Study Shows Family Members of People Who Have Gastric Bypass Adopt Healthier Lifestyle
Oct. 17, 2011 -- Having weight loss surgery may have a healthy effect on the whole family.
In a Roux-en-Y gastric bypass, the stomach is reduced in size to a small pouch. This smaller stomach pouch is connected to the middle of the small intestine (jejunum), bypassing the rest of the stomach and upper part of the small intestine (duodenum).
In addition, obese family members lost an average of 8 pounds.

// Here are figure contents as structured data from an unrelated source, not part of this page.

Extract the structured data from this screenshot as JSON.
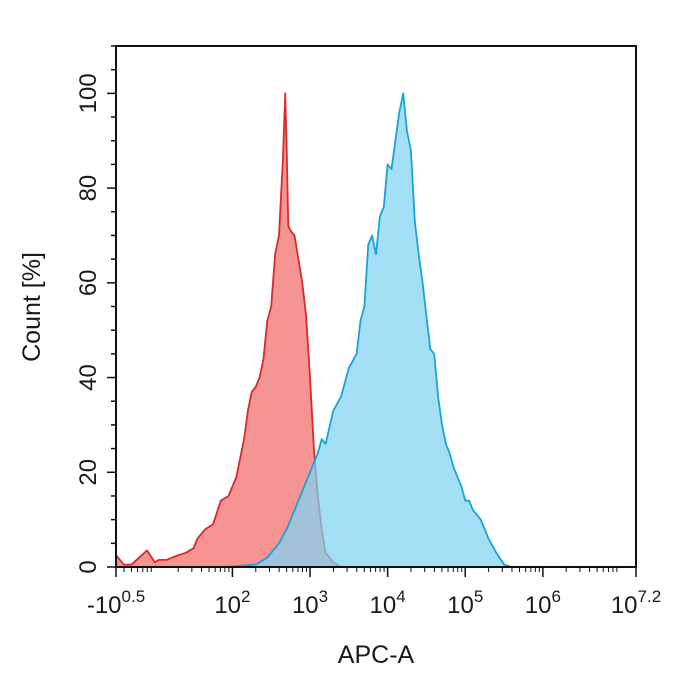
{
  "chart_data": {
    "type": "area",
    "xlabel": "APC-A",
    "ylabel": "Count [%]",
    "x_scale": "biexponential (log decades)",
    "xlim_log10": [
      0.5,
      7.2
    ],
    "ylim": [
      0,
      110
    ],
    "grid": false,
    "legend": "none",
    "y_ticks": [
      {
        "value": 0,
        "label": "0"
      },
      {
        "value": 20,
        "label": "20"
      },
      {
        "value": 40,
        "label": "40"
      },
      {
        "value": 60,
        "label": "60"
      },
      {
        "value": 80,
        "label": "80"
      },
      {
        "value": 100,
        "label": "100"
      }
    ],
    "x_ticks": [
      {
        "value": 0.5,
        "base": "-10",
        "exp": "0.5"
      },
      {
        "value": 2,
        "base": "10",
        "exp": "2"
      },
      {
        "value": 3,
        "base": "10",
        "exp": "3"
      },
      {
        "value": 4,
        "base": "10",
        "exp": "4"
      },
      {
        "value": 5,
        "base": "10",
        "exp": "5"
      },
      {
        "value": 6,
        "base": "10",
        "exp": "6"
      },
      {
        "value": 7.2,
        "base": "10",
        "exp": "7.2"
      }
    ],
    "series": [
      {
        "color": "#d92b2b",
        "fill": "#f26a6a",
        "x_log10": [
          0.5,
          0.6,
          0.7,
          0.9,
          1.0,
          1.05,
          1.15,
          1.3,
          1.4,
          1.5,
          1.55,
          1.65,
          1.75,
          1.85,
          1.95,
          2.0,
          2.05,
          2.1,
          2.15,
          2.2,
          2.25,
          2.3,
          2.35,
          2.4,
          2.45,
          2.5,
          2.55,
          2.6,
          2.65,
          2.68,
          2.7,
          2.72,
          2.75,
          2.8,
          2.85,
          2.9,
          2.95,
          3.0,
          3.05,
          3.1,
          3.15,
          3.2,
          3.3,
          3.4
        ],
        "y": [
          2.5,
          0.5,
          0.5,
          3.5,
          1.0,
          1.5,
          1.5,
          2.5,
          3.0,
          4.0,
          6.0,
          8.0,
          9.0,
          14.0,
          15.0,
          17.0,
          19.0,
          23.0,
          27.0,
          33.0,
          37.0,
          38.0,
          40.0,
          44.0,
          52.0,
          55.0,
          66.0,
          70.0,
          86.0,
          100.0,
          88.0,
          72.0,
          71.0,
          70.0,
          65.0,
          60.0,
          53.0,
          40.0,
          25.0,
          15.0,
          8.0,
          3.0,
          1.0,
          0.0
        ]
      },
      {
        "color": "#1aa3d9",
        "fill": "#80d4f2",
        "x_log10": [
          1.9,
          2.3,
          2.45,
          2.6,
          2.7,
          2.8,
          2.9,
          3.0,
          3.1,
          3.15,
          3.2,
          3.3,
          3.4,
          3.5,
          3.6,
          3.65,
          3.7,
          3.75,
          3.8,
          3.85,
          3.9,
          3.95,
          4.0,
          4.05,
          4.1,
          4.15,
          4.2,
          4.25,
          4.3,
          4.35,
          4.4,
          4.45,
          4.5,
          4.55,
          4.6,
          4.65,
          4.7,
          4.75,
          4.8,
          4.85,
          4.9,
          4.95,
          5.0,
          5.05,
          5.1,
          5.2,
          5.3,
          5.4,
          5.5,
          5.6
        ],
        "y": [
          0.0,
          0.5,
          2.0,
          5.0,
          8.0,
          12.0,
          16.0,
          20.0,
          24.0,
          27.0,
          26.0,
          33.0,
          36.0,
          42.0,
          45.0,
          52.0,
          55.0,
          68.0,
          70.0,
          66.0,
          74.0,
          76.0,
          85.0,
          84.0,
          90.0,
          96.0,
          100.0,
          92.0,
          88.0,
          73.0,
          66.0,
          60.0,
          53.0,
          46.0,
          45.0,
          36.0,
          30.0,
          26.0,
          24.0,
          21.0,
          19.0,
          17.0,
          14.0,
          14.0,
          12.0,
          10.0,
          6.0,
          3.0,
          0.5,
          0.0
        ]
      }
    ]
  }
}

"Obesity is a family health concern," researcher Gavitt A. Woodard, MD, and colleagues from Stanford University School of Medicine, Stanford, Calif., write in the Archives of Surgery. "This study demonstrates that performing a gastric bypass operation on one patient has a halo of positive effect on the weight, eating habits, activity level, and health behaviors of the entire family."

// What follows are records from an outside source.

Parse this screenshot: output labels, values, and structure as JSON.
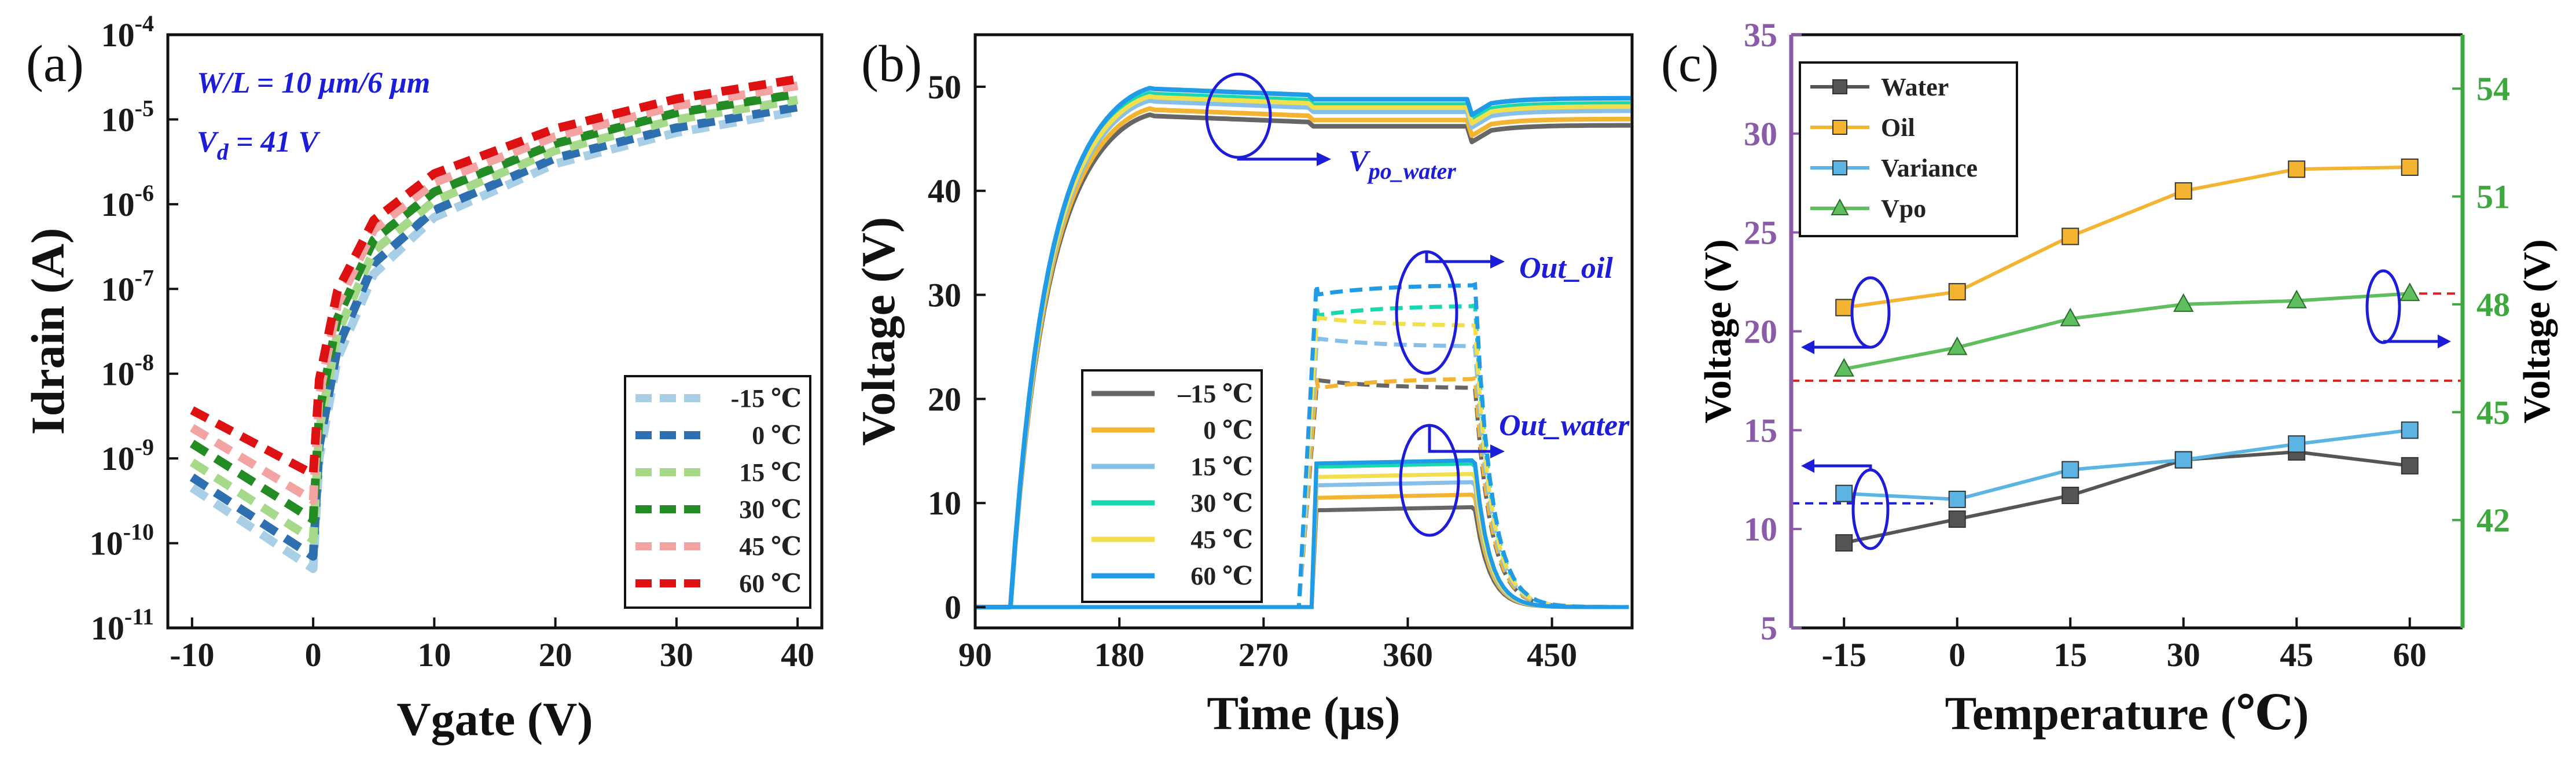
{
  "chart_data": [
    {
      "panel": "(a)",
      "type": "line",
      "y_scale": "log",
      "xlabel": "Vgate (V)",
      "ylabel": "Idrain (A)",
      "xlim": [
        -12,
        42
      ],
      "ylim": [
        1e-11,
        0.0001
      ],
      "xticks": [
        -10,
        0,
        10,
        20,
        30,
        40
      ],
      "xtick_labels": [
        "-10",
        "0",
        "10",
        "20",
        "30",
        "40"
      ],
      "yticks": [
        1e-11,
        1e-10,
        1e-09,
        1e-08,
        1e-07,
        1e-06,
        1e-05,
        0.0001
      ],
      "ytick_base": [
        "10",
        "10",
        "10",
        "10",
        "10",
        "10",
        "10",
        "10"
      ],
      "ytick_exp": [
        "-11",
        "-10",
        "-9",
        "-8",
        "-7",
        "-6",
        "-5",
        "-4"
      ],
      "annotations": [
        "W/L = 10 μm/6 μm",
        "V",
        "d",
        " = 41 V"
      ],
      "legend_position": "lower-right",
      "x": [
        -10,
        0,
        0.5,
        2,
        5,
        10,
        20,
        30,
        40
      ],
      "series": [
        {
          "name": "-15 ℃",
          "color": "#a8cfe6",
          "values": [
            4.5e-10,
            5e-11,
            1e-09,
            1.5e-08,
            1.5e-07,
            7e-07,
            3e-06,
            7e-06,
            1.25e-05
          ]
        },
        {
          "name": "0 ℃",
          "color": "#2e6fb0",
          "values": [
            6e-10,
            7e-11,
            1.4e-09,
            2e-08,
            2e-07,
            8.5e-07,
            3.5e-06,
            8e-06,
            1.4e-05
          ]
        },
        {
          "name": "15 ℃",
          "color": "#a6d98a",
          "values": [
            9e-10,
            1.1e-10,
            2.2e-09,
            3e-08,
            2.8e-07,
            1.1e-06,
            4.3e-06,
            1e-05,
            1.7e-05
          ]
        },
        {
          "name": "30 ℃",
          "color": "#238b23",
          "values": [
            1.5e-09,
            1.9e-10,
            3.5e-09,
            4.5e-08,
            3.8e-07,
            1.4e-06,
            5.2e-06,
            1.2e-05,
            2e-05
          ]
        },
        {
          "name": "45 ℃",
          "color": "#f4a3a3",
          "values": [
            2.3e-09,
            3.2e-10,
            5.5e-09,
            6.5e-08,
            5e-07,
            1.8e-06,
            6.3e-06,
            1.45e-05,
            2.5e-05
          ]
        },
        {
          "name": "60 ℃",
          "color": "#dd1111",
          "values": [
            3.7e-09,
            6.5e-10,
            8.5e-09,
            9.5e-08,
            6.5e-07,
            2.3e-06,
            7.8e-06,
            1.75e-05,
            3e-05
          ]
        }
      ]
    },
    {
      "panel": "(b)",
      "type": "line",
      "xlabel": "Time (μs)",
      "ylabel": "Voltage (V)",
      "xlim": [
        90,
        500
      ],
      "ylim": [
        -2,
        55
      ],
      "xticks": [
        90,
        180,
        270,
        360,
        450
      ],
      "xtick_labels": [
        "90",
        "180",
        "270",
        "360",
        "450"
      ],
      "yticks": [
        0,
        10,
        20,
        30,
        40,
        50
      ],
      "ytick_labels": [
        "0",
        "10",
        "20",
        "30",
        "40",
        "50"
      ],
      "annotations": [
        "V",
        "po_water",
        "Out_oil",
        "Out_water"
      ],
      "legend_position": "lower-center",
      "series": [
        {
          "name": "–15 ℃",
          "color": "#666666",
          "vpo_final": 46.0,
          "out_oil": 21.0,
          "out_water": 9.3
        },
        {
          "name": "0 ℃",
          "color": "#f2b431",
          "vpo_final": 46.6,
          "out_oil": 22.0,
          "out_water": 10.5
        },
        {
          "name": "15 ℃",
          "color": "#86bfe9",
          "vpo_final": 47.4,
          "out_oil": 25.0,
          "out_water": 11.7
        },
        {
          "name": "30 ℃",
          "color": "#19d8b0",
          "vpo_final": 48.1,
          "out_oil": 29.0,
          "out_water": 13.5
        },
        {
          "name": "45 ℃",
          "color": "#f2df4d",
          "vpo_final": 47.8,
          "out_oil": 27.0,
          "out_water": 12.5
        },
        {
          "name": "60 ℃",
          "color": "#1f9be8",
          "vpo_final": 48.6,
          "out_oil": 31.0,
          "out_water": 13.8
        }
      ]
    },
    {
      "panel": "(c)",
      "type": "line",
      "xlabel": "Temperature (℃)",
      "ylabel_left": "Voltage (V)",
      "ylabel_right": "Voltage (V)",
      "xlim": [
        -22,
        67
      ],
      "ylim_left": [
        5,
        35
      ],
      "ylim_right": [
        39,
        55.5
      ],
      "categories": [
        "-15",
        "0",
        "15",
        "30",
        "45",
        "60"
      ],
      "x": [
        -15,
        0,
        15,
        30,
        45,
        60
      ],
      "yticks_left": [
        5,
        10,
        15,
        20,
        25,
        30,
        35
      ],
      "ytick_labels_left": [
        "5",
        "10",
        "15",
        "20",
        "25",
        "30",
        "35"
      ],
      "yticks_right": [
        42,
        45,
        48,
        51,
        54
      ],
      "ytick_labels_right": [
        "42",
        "45",
        "48",
        "51",
        "54"
      ],
      "legend_position": "top-left",
      "reference_lines": {
        "red": 17.5,
        "blue": 11.3
      },
      "series": [
        {
          "name": "Water",
          "axis": "left",
          "marker": "square",
          "color": "#555555",
          "values": [
            9.3,
            10.5,
            11.7,
            13.5,
            13.9,
            13.2
          ]
        },
        {
          "name": "Oil",
          "axis": "left",
          "marker": "square",
          "color": "#f2b431",
          "values": [
            21.2,
            22.0,
            24.8,
            27.1,
            28.2,
            28.3
          ]
        },
        {
          "name": "Variance",
          "axis": "left",
          "marker": "square",
          "color": "#5cb4e5",
          "values": [
            11.8,
            11.5,
            13.0,
            13.5,
            14.3,
            15.0
          ]
        },
        {
          "name": "Vpo",
          "axis": "right",
          "marker": "triangle",
          "color": "#5fbf5f",
          "values": [
            46.2,
            46.8,
            47.6,
            48.0,
            48.1,
            48.3
          ]
        }
      ]
    }
  ]
}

"The obesity rate in children of mothers who have had Roux-en-Y gastric bypass is 52% lower after surgery, compared with the obesity rate in children born to the same mothers before surgery," the researchers write.
Weight Loss Surgery’s Family Effects
In the study, researchers observed the weight and lifestyle changes of 35 people who had gastric bypass weight loss surgery and their families, including 35 adult family members and 15 children under age 18.
One year following the bariatric surgery, the weight loss in the patients was typical for those who undergo weight loss surgery, about 100 pounds.
When researchers then looked at obese adult family members they also found a significant weight loss, from an average of 234 to 226 pounds. In addition, average waist circumference decreased among obese adult family members.
The study also showed that obese children of people who had weight loss surgery had a lower than expected BMI (body mass index) for their growth curve one year later after the surgery, but this was not considered significant. BMI is a ratio of weight in relation to height used to indicate obesity.